Abstract
Through forward genetic screening for mutations affecting visual system development, we identified prominent coloboma and cell-autonomous retinal neuron differentiation, lamination and retinal axon projection defects in eisspalte (ele) mutant zebrafish. Additional axonal deficits were present, most notably at midline axon commissures. Genetic mapping and cloning of the ele mutation showed that the affected gene is slbp, which encodes a conserved RNA stem-loop binding protein involved in replication dependent histone mRNA metabolism. Cells throughout the central nervous system remained in the cell cycle in ele mutant embryos at stages when, and locations where, post-mitotic cells have differentiated in wild-type siblings. Indeed, RNAseq analysis showed down-regulation of many genes associated with neuronal differentiation. This was coincident with changes in the levels and spatial localisation of expression of various genes implicated, for instance, in axon guidance, that likely underlie specific ele phenotypes. These results suggest that many of the cell and tissue specific phenotypes in ele mutant embryos are secondary to altered expression of modules of developmental regulatory genes that characterise, or promote transitions in, cell state and require the correct function of Slbp-dependent histone and chromatin regulatory genes.
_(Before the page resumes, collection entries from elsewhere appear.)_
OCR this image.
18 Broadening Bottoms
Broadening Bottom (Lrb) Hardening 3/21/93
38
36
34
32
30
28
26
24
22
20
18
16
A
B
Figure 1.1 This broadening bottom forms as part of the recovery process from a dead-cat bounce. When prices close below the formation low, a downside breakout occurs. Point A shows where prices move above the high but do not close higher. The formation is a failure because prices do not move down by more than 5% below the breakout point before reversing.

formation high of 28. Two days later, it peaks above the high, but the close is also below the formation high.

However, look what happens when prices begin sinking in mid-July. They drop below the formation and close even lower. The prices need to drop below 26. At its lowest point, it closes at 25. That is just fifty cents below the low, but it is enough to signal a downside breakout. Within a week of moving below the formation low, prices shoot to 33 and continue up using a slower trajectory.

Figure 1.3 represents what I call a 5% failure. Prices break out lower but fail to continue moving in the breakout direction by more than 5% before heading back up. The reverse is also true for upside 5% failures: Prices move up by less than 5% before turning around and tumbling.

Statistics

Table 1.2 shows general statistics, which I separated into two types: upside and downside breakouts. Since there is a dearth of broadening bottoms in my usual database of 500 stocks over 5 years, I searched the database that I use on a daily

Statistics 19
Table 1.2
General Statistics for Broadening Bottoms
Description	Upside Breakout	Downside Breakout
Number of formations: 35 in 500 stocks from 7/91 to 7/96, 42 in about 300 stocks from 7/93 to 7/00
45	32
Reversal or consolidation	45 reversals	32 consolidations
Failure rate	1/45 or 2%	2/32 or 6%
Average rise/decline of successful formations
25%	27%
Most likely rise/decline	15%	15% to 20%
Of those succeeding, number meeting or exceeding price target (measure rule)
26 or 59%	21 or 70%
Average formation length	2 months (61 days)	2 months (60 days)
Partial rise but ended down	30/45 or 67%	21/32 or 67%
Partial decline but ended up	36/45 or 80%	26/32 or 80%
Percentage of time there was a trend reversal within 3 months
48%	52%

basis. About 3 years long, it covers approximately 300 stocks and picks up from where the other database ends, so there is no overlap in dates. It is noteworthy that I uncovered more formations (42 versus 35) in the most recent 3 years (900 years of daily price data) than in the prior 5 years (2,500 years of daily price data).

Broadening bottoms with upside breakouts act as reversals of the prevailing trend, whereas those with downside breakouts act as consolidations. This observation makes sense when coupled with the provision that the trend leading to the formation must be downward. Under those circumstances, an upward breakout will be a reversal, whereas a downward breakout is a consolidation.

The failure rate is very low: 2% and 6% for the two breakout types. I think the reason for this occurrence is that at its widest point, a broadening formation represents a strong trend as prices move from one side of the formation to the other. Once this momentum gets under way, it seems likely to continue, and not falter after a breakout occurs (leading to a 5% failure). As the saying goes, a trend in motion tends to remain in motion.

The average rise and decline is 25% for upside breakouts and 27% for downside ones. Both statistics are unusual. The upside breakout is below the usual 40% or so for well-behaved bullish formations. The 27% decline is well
Author Summary Congenital deficits of eye formation are common in humans and to help understand the genetic basic of such conditions, we are studying zebrafish with comparable eye defects. We identified defects in both the shaping of the eye and in its connections to the brain in eisspalte mutant fish. Further analyses revealed additional deficits in the brain, most notably a severe reduction in neurons and their connections. We find that this is due to an inability of the cells that generate neurons to transition from proliferation to neuronal differentiation. By using a sequencing approach to compare mutant embryos to their normal siblings, we identified the affected gene as slbp, which encodes a protein that binds the mRNAs of other genes important for cell proliferation. This sequencing approach revealed the full extent of changes in gene expression in the mutant, helping us to better understand why the nervous system defects occur. Our study suggests that in the absence of Slbp function, cells lose the ability to transition from the proliferative to the differentiated state and this leads to additional defects in the eyes and brain.